La révision de la Constitution doit s’opérer sur base de quatre chapitres thématiques. Où en sont les différents travaux ?
Les quatre chapitres sont déposés et ont été une première fois avisés par le Conseil d’État. Le chapitre ayant trait à la justice est fin prêt. Le dernier avis complémentaire a été rendu par les Sages. Le chapitre ayant trait aux institutions et à l’État a aussi été une seconde fois avisé et est donc également fin prêt. Le troisième chapitre sur les droits et libertés fera encore l’objet d’une série d’amendements sans toutefois remettre en cause l’équilibre du texte. Pas plus tard que vendredi, le chapitre consacré à la Chambre des députés et au Conseil d’État a été analysé sur la base de l’avis rendu par la Haute Corporation. Les rapports sur les deux premiers chapitres peuvent désormais être rédigés, pour les deux autres, il faudra encore attendre un peu, mais comme évoqué, il n’y a plus d’obstacle fondamental qui risquerait de freiner les travaux. Je suppose donc que les quatre chapitres pourront dès la rentrée parlementaire, en octobre, être à tour de rôle soumis au vote de la plénière.
Il est donc acquis que la révision de la Constitution sera achevée avant la fin de la législature en cours ?
Notre objectif est très clairement que le processus de révision soit achevé avant 2023. Il est toutefois à préciser que les différents chapitres devront être votés à deux reprises par la Chambre. Après un premier vote par une majorité constitutionnelle (NDLR : deux tiers des députés), un second vote doit intervenir au plus tôt trois mois après le premier.
La volte-face du CSV en 2018 n’a-t-elle pas provoqué de la rancune auprès des autres partis, et plus particulièrement parmi les trois partis de la majorité ?
L’ambition était de mener à bout la révision intégrale de la Constitution. Cela aurait été la solution à privilégier. Au vu de l’évolution des choses, les travaux menés depuis 15 ans étaient tout à coup menacés. Par la suite, les élus qui voulaient éviter un tel scénario, issus de presque tous les bords politiques, se sont accordés sur la meilleure solution de remplacement. Le compromis trouvé nous permet toujours de transposer beaucoup d’éléments importants et une bonne partie de l’excellent travail des 20 dernières années. On ne peut donc pas parler de rancune. Ce changement d’attitude n’a également pas eu d’impact négatif sur les travaux en commission.
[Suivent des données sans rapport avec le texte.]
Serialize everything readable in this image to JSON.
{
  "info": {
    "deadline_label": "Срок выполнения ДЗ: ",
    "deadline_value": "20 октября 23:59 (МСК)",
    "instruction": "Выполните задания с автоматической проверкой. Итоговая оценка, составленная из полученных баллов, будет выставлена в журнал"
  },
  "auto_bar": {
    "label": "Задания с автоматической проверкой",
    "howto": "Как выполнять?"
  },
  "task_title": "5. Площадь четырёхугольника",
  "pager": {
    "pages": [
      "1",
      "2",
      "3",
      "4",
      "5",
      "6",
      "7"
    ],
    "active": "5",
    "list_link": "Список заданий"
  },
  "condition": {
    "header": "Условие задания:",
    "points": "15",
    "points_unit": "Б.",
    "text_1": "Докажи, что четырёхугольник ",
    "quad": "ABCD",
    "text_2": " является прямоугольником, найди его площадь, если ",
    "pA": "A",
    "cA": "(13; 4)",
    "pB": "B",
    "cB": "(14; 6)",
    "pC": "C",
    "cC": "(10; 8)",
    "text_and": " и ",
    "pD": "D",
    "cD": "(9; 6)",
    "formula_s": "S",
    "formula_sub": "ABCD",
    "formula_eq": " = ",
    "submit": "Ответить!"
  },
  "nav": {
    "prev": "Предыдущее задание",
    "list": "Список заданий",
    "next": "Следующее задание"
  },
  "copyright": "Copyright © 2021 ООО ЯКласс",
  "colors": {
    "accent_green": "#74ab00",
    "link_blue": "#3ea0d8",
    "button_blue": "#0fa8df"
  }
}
Il n’y a pas eu de blocages parmi ceux qui pendant une période transitoire avaient changé d’avis. Cela n’empêche pas qu’il y a eu une déception sur l’abandon du consensus initial.
Le CSV avait motivé son blocage entre autres par un fait nouveau créé par le Premier ministre concernant une réforme du système électoral. Cette question a-t-elle encore fait l’objet de discussions depuis la reprise des travaux en commission ?
En commission, nous avons accompli ce que doit être une Constitution : travailler ensemble sur une loi fondamentale qui doit non pas diviser, mais réunir les gens autour d’un fondement commun, sans se perdre dans une guerre de tranchées. Je n’ai jamais eu le sentiment que quelqu’un ait poursuivi d’agenda bis pour bloquer la révision après coup.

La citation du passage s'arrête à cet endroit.